Ignorant des taquineries du serveur, il fit quelques pas en avant, puis se retourna pour regarder le restaurant Ruyi et dit froidement d'un regard en coin : « Si je ne ruine pas votre réputation, je ne suis pas un 'Zhu' ! »
Comme l'intendant Xu était blessé et avait voyagé dans la chaise à porteurs de Ling'er, Ling'er et Ximei durent prendre une calèche. Une fois installée, Ximei resta silencieuse, et Ling'er comprit qu'elle était furieuse de ce qui venait de se passer.
« Ximei, tu es encore fâchée ? Arrête de bouder ! J'ai entendu dire que quand on se fâche, des taches de rousseur apparaissent sur le visage ! »
« Vraiment ! » demanda Xi Mei nerveusement, les yeux écarquillés. « Est-ce que mes poils ont déjà poussé ? »
Ling'er ne put s'empêcher de rire en voyant son expression anxieuse.
« Sœur Ling ment ! » Xi Mei comprit immédiatement que Ling'er se moquait d'elle.
« Hmph, tu ris encore, tu ris encore ! Je ne te parle plus ! » Après avoir dit cela, elle tourna le dos à Ling'er.
« Ma gentille sœur, ne sois pas fâchée ! » Ling'er réprima son rire et tapota l'épaule de Ximei pour la réconforter. « C'est entièrement de ma faute, je ne le dirai plus ! »
Xi Mei repoussa vigoureusement la main de Ling'er avec son épaule, en disant sans relâche : « Non, tu l'as déjà dit ! Comment peux-tu revenir sur ce que tu as dit ? »
« Alors, que nous suggérez-vous de faire ? »

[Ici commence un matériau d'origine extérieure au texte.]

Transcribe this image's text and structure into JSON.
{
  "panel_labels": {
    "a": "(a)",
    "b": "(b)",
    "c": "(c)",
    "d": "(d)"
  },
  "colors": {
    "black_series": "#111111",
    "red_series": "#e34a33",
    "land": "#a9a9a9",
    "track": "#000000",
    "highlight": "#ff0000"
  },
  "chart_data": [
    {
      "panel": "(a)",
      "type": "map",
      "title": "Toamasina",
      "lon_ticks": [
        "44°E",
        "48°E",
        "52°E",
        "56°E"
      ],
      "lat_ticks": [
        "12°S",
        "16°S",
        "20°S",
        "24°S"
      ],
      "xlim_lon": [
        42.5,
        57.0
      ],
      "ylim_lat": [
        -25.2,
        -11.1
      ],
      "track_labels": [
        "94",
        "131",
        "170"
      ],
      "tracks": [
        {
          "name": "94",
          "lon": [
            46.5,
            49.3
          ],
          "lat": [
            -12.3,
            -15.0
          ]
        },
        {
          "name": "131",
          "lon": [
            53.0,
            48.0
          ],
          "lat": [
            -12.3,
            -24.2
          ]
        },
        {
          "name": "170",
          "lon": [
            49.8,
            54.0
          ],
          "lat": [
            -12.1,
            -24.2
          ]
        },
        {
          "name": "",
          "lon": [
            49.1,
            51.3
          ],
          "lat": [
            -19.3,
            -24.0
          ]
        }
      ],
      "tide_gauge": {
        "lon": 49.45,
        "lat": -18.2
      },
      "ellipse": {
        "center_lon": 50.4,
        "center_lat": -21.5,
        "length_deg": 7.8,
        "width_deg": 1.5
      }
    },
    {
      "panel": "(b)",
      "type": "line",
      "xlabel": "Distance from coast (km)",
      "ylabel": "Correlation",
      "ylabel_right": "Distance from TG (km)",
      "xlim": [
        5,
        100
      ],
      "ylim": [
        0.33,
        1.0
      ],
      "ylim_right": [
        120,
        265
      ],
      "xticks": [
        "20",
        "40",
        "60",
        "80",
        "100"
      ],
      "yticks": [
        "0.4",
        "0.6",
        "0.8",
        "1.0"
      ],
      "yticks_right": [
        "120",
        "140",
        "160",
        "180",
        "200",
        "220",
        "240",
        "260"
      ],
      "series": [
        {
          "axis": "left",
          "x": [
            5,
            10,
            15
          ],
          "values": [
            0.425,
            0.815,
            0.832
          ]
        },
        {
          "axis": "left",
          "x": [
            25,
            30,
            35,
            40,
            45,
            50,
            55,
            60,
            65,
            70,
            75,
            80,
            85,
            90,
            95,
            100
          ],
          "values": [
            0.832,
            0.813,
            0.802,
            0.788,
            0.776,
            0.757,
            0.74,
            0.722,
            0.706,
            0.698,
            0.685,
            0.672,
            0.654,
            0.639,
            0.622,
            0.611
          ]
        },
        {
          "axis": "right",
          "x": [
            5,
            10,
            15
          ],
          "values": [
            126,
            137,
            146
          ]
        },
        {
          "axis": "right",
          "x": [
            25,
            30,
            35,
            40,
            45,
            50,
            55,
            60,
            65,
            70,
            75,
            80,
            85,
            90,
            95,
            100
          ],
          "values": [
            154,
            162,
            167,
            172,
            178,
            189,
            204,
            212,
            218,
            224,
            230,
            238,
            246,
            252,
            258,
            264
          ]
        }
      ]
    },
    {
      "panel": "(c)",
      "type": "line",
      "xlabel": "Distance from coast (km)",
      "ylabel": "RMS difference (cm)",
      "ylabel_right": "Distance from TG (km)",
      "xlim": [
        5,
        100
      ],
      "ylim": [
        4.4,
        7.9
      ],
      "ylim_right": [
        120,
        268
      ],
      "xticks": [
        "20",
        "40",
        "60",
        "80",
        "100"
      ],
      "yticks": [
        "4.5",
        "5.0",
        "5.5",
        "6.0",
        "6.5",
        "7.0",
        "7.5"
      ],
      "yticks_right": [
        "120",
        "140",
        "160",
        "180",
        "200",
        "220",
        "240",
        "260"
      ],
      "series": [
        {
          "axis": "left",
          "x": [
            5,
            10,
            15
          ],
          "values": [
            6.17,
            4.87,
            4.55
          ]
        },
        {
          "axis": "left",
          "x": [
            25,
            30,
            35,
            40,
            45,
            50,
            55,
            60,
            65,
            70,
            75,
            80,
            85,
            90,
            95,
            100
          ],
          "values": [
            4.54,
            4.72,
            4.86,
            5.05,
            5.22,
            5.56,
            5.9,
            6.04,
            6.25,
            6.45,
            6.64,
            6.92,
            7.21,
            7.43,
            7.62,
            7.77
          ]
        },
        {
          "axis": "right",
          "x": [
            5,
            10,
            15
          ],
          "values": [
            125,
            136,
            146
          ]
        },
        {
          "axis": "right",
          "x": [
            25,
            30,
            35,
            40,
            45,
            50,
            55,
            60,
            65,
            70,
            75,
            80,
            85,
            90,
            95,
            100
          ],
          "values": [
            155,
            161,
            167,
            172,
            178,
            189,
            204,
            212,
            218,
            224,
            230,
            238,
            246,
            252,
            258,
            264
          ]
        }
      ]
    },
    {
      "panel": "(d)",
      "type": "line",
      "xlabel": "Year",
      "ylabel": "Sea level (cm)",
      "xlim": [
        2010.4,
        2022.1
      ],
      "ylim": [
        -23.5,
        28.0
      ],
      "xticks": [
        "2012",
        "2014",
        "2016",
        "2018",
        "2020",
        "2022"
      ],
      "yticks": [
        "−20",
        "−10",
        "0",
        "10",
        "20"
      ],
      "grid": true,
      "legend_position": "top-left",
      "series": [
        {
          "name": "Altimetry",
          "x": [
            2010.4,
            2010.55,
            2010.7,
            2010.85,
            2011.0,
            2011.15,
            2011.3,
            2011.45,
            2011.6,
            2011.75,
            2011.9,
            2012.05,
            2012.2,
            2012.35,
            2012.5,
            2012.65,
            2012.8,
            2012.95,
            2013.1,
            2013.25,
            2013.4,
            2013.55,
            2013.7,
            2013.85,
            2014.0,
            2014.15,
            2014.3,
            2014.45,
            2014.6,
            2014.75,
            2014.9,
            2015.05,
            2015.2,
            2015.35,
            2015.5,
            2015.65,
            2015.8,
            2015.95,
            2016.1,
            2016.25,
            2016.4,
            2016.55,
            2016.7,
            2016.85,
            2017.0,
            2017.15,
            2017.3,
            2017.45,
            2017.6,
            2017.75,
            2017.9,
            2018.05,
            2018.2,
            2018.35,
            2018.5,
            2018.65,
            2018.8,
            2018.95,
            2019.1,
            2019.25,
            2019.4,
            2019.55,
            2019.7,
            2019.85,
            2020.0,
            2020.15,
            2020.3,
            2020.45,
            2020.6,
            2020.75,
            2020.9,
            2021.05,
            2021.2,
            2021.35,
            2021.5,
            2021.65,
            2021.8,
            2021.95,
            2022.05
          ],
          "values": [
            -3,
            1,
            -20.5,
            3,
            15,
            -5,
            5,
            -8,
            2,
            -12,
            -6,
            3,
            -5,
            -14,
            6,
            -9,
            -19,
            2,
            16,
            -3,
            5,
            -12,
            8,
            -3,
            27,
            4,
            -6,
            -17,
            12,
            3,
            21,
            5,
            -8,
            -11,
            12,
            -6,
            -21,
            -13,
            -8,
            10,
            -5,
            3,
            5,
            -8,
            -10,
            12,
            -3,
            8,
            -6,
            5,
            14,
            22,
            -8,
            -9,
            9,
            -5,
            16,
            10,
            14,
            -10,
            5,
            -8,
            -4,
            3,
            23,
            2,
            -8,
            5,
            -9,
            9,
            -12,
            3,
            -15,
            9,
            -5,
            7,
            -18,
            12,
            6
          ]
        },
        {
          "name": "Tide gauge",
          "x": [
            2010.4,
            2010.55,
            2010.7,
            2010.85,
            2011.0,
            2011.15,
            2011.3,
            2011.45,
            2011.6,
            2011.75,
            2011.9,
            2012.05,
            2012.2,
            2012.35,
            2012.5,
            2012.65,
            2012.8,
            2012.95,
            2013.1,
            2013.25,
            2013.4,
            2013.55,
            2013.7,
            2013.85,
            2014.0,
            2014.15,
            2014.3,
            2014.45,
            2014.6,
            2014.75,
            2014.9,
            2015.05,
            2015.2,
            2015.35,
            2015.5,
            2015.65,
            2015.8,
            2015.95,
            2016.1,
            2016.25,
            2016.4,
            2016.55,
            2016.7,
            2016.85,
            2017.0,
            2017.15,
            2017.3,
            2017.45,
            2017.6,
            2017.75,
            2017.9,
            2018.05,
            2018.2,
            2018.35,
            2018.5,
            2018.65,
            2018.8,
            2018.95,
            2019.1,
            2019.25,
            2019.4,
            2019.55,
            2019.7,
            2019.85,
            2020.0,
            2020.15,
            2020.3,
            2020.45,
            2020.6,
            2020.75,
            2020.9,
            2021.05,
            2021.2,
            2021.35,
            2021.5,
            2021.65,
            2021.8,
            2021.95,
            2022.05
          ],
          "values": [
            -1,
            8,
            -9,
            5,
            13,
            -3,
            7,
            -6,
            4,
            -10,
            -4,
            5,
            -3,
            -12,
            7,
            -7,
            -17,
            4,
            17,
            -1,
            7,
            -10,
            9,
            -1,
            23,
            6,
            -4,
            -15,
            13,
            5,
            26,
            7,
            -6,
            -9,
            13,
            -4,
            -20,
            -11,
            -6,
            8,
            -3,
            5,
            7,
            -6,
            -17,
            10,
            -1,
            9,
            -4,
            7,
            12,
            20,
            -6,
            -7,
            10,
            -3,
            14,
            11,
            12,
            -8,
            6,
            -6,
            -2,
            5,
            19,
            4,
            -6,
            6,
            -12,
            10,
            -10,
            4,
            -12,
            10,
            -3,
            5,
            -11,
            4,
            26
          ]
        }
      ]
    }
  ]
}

---La fée du pont de la pie
Réponse [8] : ? Pas encore terminé ?
---Une tristesse sans fin
Réponse [9] : Cela n'a aucun sens.
---code020
Réponse [10] : Xi Mei regarda Ling'er, un éclat malicieux dans les yeux, et elle avait déjà une idée en tête.
« Sœur Ling, il y a quelque chose que je ne comprends pas. Si vous pouvez me l'expliquer, je ne serai plus en colère ! » proposa Xi Mei.
En entendant cela, Ling'er comprit immédiatement.
« Petite fille ! » dit Ling'er avec un sourire, la réprimandant gentiment. « Je sais ce que tu penses ! Tu veux en savoir plus sur le patron Sun, n'est-ce pas ? »
Xi Mei hocha vigoureusement la tête, les yeux brillants d'une expression assoiffée.
« Je peux vous le dire, je n’ai jamais eu l’intention de vous le cacher, mais… » Ling’er hésita un instant, « mais Ningyue est impliquée ici, vous devez donc garder le secret. »
« Pas de problème ! Pas de problème ! Voulez-vous que je prête serment ? » Les paroles de Ling'er ont encore davantage intéressé Ximei.
« Pas besoin. Si je ne te fais pas confiance, je ne te le dirai pas ! »
L'histoire remonte à vingt ans, lorsque Ling'er a commencé à raconter à Ximei le passé inconnu du Manoir du Sud.